Study of young Philadelphians’ experience on health insurance site may guide improvements

     What is the young adult experience with the Affordable Care Act website? Researchers (from left) Mike Kaiser, Charlene Wong and Cjloe Vinoya have some recommendations for improving it. (Emma Lee/WHYY)

    What is the young adult experience with the Affordable Care Act website? Researchers (from left) Mike Kaiser, Charlene Wong and Cjloe Vinoya have some recommendations for improving it. (Emma Lee/WHYY)

    This past year, insurers and the government went full force with outreach and marketing aimed at young adults during the inaugural enrollment period of the Affordable Care Act’s health-insurance marketplaces.

    And while young adults often have an edge when it comes to using the Internet, many may have hit major snags when trying to sign up for insurance through the government website,

    That’s according to a new analysis of young adult experiences in Philadelphia. 

    Charlene Wong, a researcher with the University of Pennsylvania and the Children’s Hospital of Philadelphia, wanted to know just how easy it was for young adults who were actively seeking coverage to actually enroll. At her lab, she watched 33 people, ages 19 to 30, try to do just that while talking through their process out loud. She then interviewed them about it.

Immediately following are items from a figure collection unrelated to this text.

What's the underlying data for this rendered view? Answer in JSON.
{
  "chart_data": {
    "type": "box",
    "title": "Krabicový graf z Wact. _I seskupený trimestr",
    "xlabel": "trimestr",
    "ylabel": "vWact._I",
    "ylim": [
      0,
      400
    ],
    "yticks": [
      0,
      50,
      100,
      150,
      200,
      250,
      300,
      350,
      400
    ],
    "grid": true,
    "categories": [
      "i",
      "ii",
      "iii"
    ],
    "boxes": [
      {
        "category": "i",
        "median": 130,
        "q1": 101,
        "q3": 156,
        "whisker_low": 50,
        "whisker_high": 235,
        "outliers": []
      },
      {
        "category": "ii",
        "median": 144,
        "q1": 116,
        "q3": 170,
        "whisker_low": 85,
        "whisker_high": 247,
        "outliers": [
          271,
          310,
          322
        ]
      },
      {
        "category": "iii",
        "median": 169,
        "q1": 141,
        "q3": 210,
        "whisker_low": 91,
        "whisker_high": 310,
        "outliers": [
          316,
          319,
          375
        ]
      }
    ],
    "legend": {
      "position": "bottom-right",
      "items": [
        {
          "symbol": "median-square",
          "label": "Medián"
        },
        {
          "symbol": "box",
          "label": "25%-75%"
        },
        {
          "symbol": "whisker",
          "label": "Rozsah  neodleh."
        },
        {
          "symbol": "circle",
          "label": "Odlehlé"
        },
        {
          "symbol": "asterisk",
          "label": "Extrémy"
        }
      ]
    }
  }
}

    “This wasn’t a hypothetical study context, these were really young adults in Philadelphia, looking to buy health insurance for themselves,” she said.

    The group, Young Involved Philadelphia, helped recruit the 33 participants from its broad member base.

    Information overload

    Study coordinator Cjloe Vinoya, 24, might have known what was coming. Before conducting the study, she looked over herself, just to see her own potential options.

    “I had no idea what anything meant,” she said. “The only thing [term] I understood was ‘health care.'”

    She soon learned she wasn’t alone.

    “As i went through all the interviews, and I talked to all these people, they were in the same exact position as me,” she said.

    Vinoya and Wong discovered that while most “were impressed” with the website, the participants faced some common struggles. They had trouble understanding important terms such as “co-insurance” and “deductible.” They were also overwhelmed by comparing and choosing from the 27 plans offered through the marketplace in Philadelphia.

    “A lot of the young adults were just turned off,” said Vinoya. “They completely shut down and gave up, and were like, ‘I don’t need to deal with this right now.'”

    Wong said those who fared best had past experiences with health care.

    Some of the most important things to young adults, preventive services, weren’t highlighted enough, they found. And it wasn’t clear up front that such things were included in all plans with no out-of-pocket costs.

    “It was a little invisible because there was so much other information that was being presented,” Wong said.

    The health plans also don’t include dental coverage, but many didn’t realize they could purchase it separately, after signing up for a regular plan. In other instances, participants who were eligible for federal assistance got stumped when the metallic tiers didn’t match the pricing. This happened when the silver level plan, in particular, came out cheaper than the lower level one, due to its special cost-sharing component.

    “We have quotes from [some of] them saying, ‘You know, I feel like I’m just missing something, maybe they’re hiding something,'” Wong said. “So they were actually leaning toward the highest-value plans, but they were doubting themselves because it didn’t make sense the way those plans were presented without explanations of how discounts applied to those who did qualify.”

    Recommendations from an Internet-savvy generation

    Wong said participants’ ease of shopping on other websites such as and could shed light on how to improve the website during open enrollment’s next go-around.

    “This is the generation that has grown up online, shopping online and rating things online,” said Wong. “They wanted things like sliding bars so they could tell the computer ‘I’m willing to pay between this much and this much, show me the plans that fit that.'”

    Aside from the metallic levels, said Wong, there’s no way to filter or narrow plan options based, for example, on whether they offer multistate coverage or have a health savings account.

    “And they pointed to other websites that have these sorting and filtering tools to help make decisions when you’re buying online,” she said.

    They pointed to TurboTax as another example. With that site, when the cursor hovers on a term, a box pops up and explains what it means.

    The study focused on a small group of well-educated young adults. If they’re having trouble, Wong said, a lot of other people probably are, too.

    Some “small feasible changes” on the website could “increase understandability and usability,” she said.